Housing supply depleted
Written by John Charles Robbins on February 19, 2014
The roller coaster ride that homebuyers, sellers and brokers have been experiencing is finally leveling out, say those immersed in the residential real estate market in Miami-Dade County.
The market is stabilizing after years of ups and downs.
What’s left after the roller coaster ride is a depleted number of homes on the market, with a bump upward in the median price over the last two-year period.
“After a roller coaster real estate ride over the past decade, we are now moving to a normal market,” said Mike Pappas, president and CEO of The Keyes Company.
The number of single-family homes sold in Miami-Dade is up. A total of 872 homes were sold last month, compared with 744 in January 2012, reflecting a 17% increase.
“The easy lending at the beginning of the millennium peaked prices by 2005,” Mr. Pappas said. Then home prices fell 50% to 60%, hitting bottom in 2008, “where we bounced around the bottom for three years while we cleaned out the REOs [bank-owned real estate] and short sales, which were 70% of the market,” he said.
“In 2012 we saw the first sprout of appreciation, and in 2013 the pricing roared back with close to a 20% spike,” said Mr. Pappas.
The average months supply of inventory is down 65%, according to numbers compiled for the entire county.
In January 2012 there were 9,381 homes for sale. The number declined nearly every succeeding month, with 8,419 on the market in January 2013. This January, the number of homes for sale in the county stood at 5,691.
Jeannett Slesnick, a broker with Slesnick & Jochem LLP in Coral Gables, details a similar rise-and-fall scenario.
“We specialize in the Gables and sell an average of 50 homes a year. Our numbers were way up in 2002, 2003, 2004 and 2005 and then dropped a bit in 2008, which was a difficult year as financing was not readily available and appraisals were coming in way under contract prices,” Ms. Slesnick said.

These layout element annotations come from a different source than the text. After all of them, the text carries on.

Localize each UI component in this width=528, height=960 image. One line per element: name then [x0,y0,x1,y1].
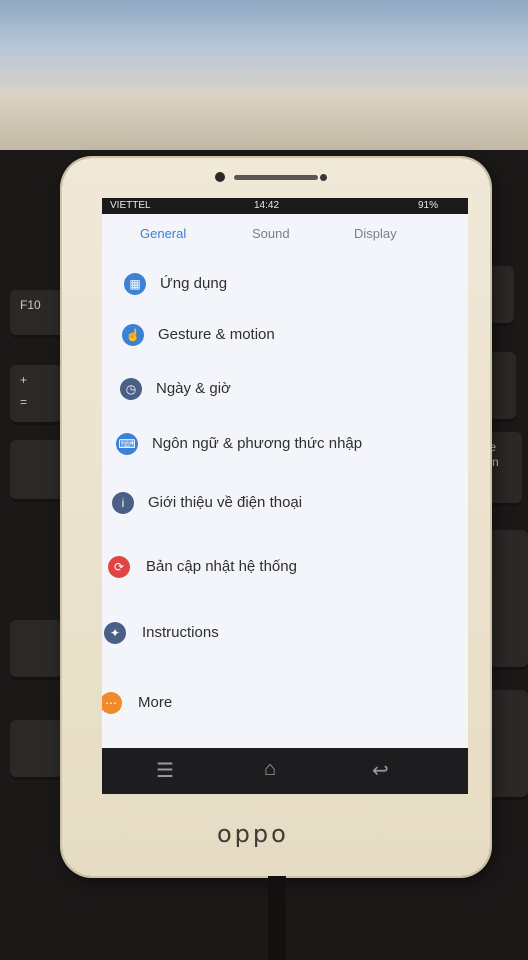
key-home [10,620,62,680]
info-icon: i [112,492,134,514]
clock-icon: ◷ [120,378,142,400]
settings-item-about-phone[interactable]: i Giới thiệu về điện thoại [102,480,468,530]
carrier-label: VIETTEL [110,200,151,211]
background-window [0,0,528,95]
clock-label: 14:42 [254,200,280,211]
settings-item-label: Gesture & motion [158,326,275,343]
menu-icon[interactable]: ☰ [156,758,174,783]
phone-body: VIETTEL 14:42 91% General Sound Display … [62,158,490,876]
earpiece [234,175,318,180]
settings-item-gesture[interactable]: ☝ Gesture & motion [102,312,468,362]
lightbulb-icon: ✦ [104,622,126,644]
settings-item-label: Bản cập nhật hệ thống [146,558,297,575]
update-icon: ⟳ [108,556,130,578]
more-icon: ⋯ [102,692,122,714]
background-windowsill [0,95,528,150]
keyboard-icon: ⌨ [116,433,138,455]
settings-item-system-update[interactable]: ⟳ Bản cập nhật hệ thống [102,544,468,594]
settings-item-more[interactable]: ⋯ More [102,680,468,730]
settings-tabs: General Sound Display [102,220,468,246]
battery-label: 91% [417,200,438,211]
status-bar: VIETTEL 14:42 91% [102,198,468,214]
settings-item-label: Giới thiệu về điện thoại [148,494,303,511]
usb-cable [268,876,286,960]
key-right-side [488,530,528,670]
settings-item-label: More [138,694,173,711]
key-equals-label: = [20,395,28,409]
home-icon[interactable]: ⌂ [264,758,276,781]
settings-item-date-time[interactable]: ◷ Ngày & giờ [102,366,468,416]
key-f10: F10 [10,290,70,338]
settings-item-language[interactable]: ⌨ Ngôn ngữ & phương thức nhập [102,421,468,471]
settings-item-label: Ứng dụng [160,275,228,292]
key-plus-equals: + = [10,365,62,425]
tab-display[interactable]: Display [354,226,397,241]
key-f10-label: F10 [20,298,41,312]
tab-general[interactable]: General [140,226,186,241]
phone-screen: VIETTEL 14:42 91% General Sound Display … [102,198,468,748]
front-camera [215,172,225,182]
settings-item-label: Ngôn ngữ & phương thức nhập [152,435,363,452]
proximity-sensor [320,174,327,181]
apps-icon: ▦ [124,273,146,295]
settings-item-label: Instructions [142,624,219,641]
tab-sound[interactable]: Sound [252,226,290,241]
back-icon[interactable]: ↩ [372,758,389,783]
gesture-icon: ☝ [122,324,144,346]
key-menu [10,720,62,780]
settings-item-label: Ngày & giờ [156,380,231,397]
key-right-side-lower [488,690,528,800]
navigation-bar: ☰ ⌂ ↩ [102,748,468,794]
settings-item-instructions[interactable]: ✦ Instructions [102,610,468,660]
settings-item-apps[interactable]: ▦ Ứng dụng [102,261,468,311]
brand-logo: oppo [217,820,289,848]
key-plus-label: + [20,373,28,387]
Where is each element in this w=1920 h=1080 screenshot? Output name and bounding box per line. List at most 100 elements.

“Every year since then, the inventory has continued to drop almost every month, with prices going up every month until the last 10 weeks,” she said.
“We are now into a more stable market, and we needed that,” she said. “The seller’s market last year was unsustainable, and so many buyers were unhappy as multiple offers came in on the fairly priced listings and they lost out.”
“The market is responding, as we saw more inventory brought to market in January than in years, [with] a 32% rise of non-distressed single-family homes compared to January 2013,” Mr. Pappas said.
“Really, right now I find the market to be stable, which is good,” said Charlette Seidel, Coral Gables branch manager of Coldwell Banker.
“There is a little bit of inventory on the rise… I’m so glad there’s more on the market. It helps us to find a good place for buyers,” she said.
“Even with this pickup, we are still low on inventory when compared to contracts written… a record low of 3.4-month supply for single-family homes,” said Mr. Pappas.
For the past few years, the days on market for single-family homes has been hovering around 90 to 110 days, depending on the time of the year, according to Mr. Pappas.
“As we are moving out of the seasonally lower period – due to the holidays and into the strong selling season – we should see this number improve,” said Mr. Pappas.
Over the course of the past two years, the average number of days a home was on the market ranged from a low of 75 days in July 2013 to 121 for homes on the market in December 2013.
Ms. Seidel said the length of time a home stays on the market before a sale can be impacted by sellers who have unrealistic expectations and ask for too much.
“If a seller is realistic when a house goes on the market in the beginning, and if it’s in a good market area, it will sell very quickly… in days or a week,” said Ms. Seidel. “But it needs to go on the market at fair market value.”
Due to the “price pop” and rise in interest rates last year, the market is digesting these factors and has settled down from the intensity of the first half of 2013, said Mr. Pappas.
“Interest rates on the lower side have helped us a lot getting first-time homebuyers into the market, and that’s always important,” said Ms. Seidel.
Full market median price for a single-family home came in at $165,000 in January 2012. Two years later the median stood at $226,000.
Natascha Tello, a broker with Keller Williams Realty Partners SW, said the median sales price of a single-family home in Miami-Dade in 2013 was $225,000, up 19.7% from 2012.
Ms. Tello said that figure is representative of the majority of homes being sold in the area.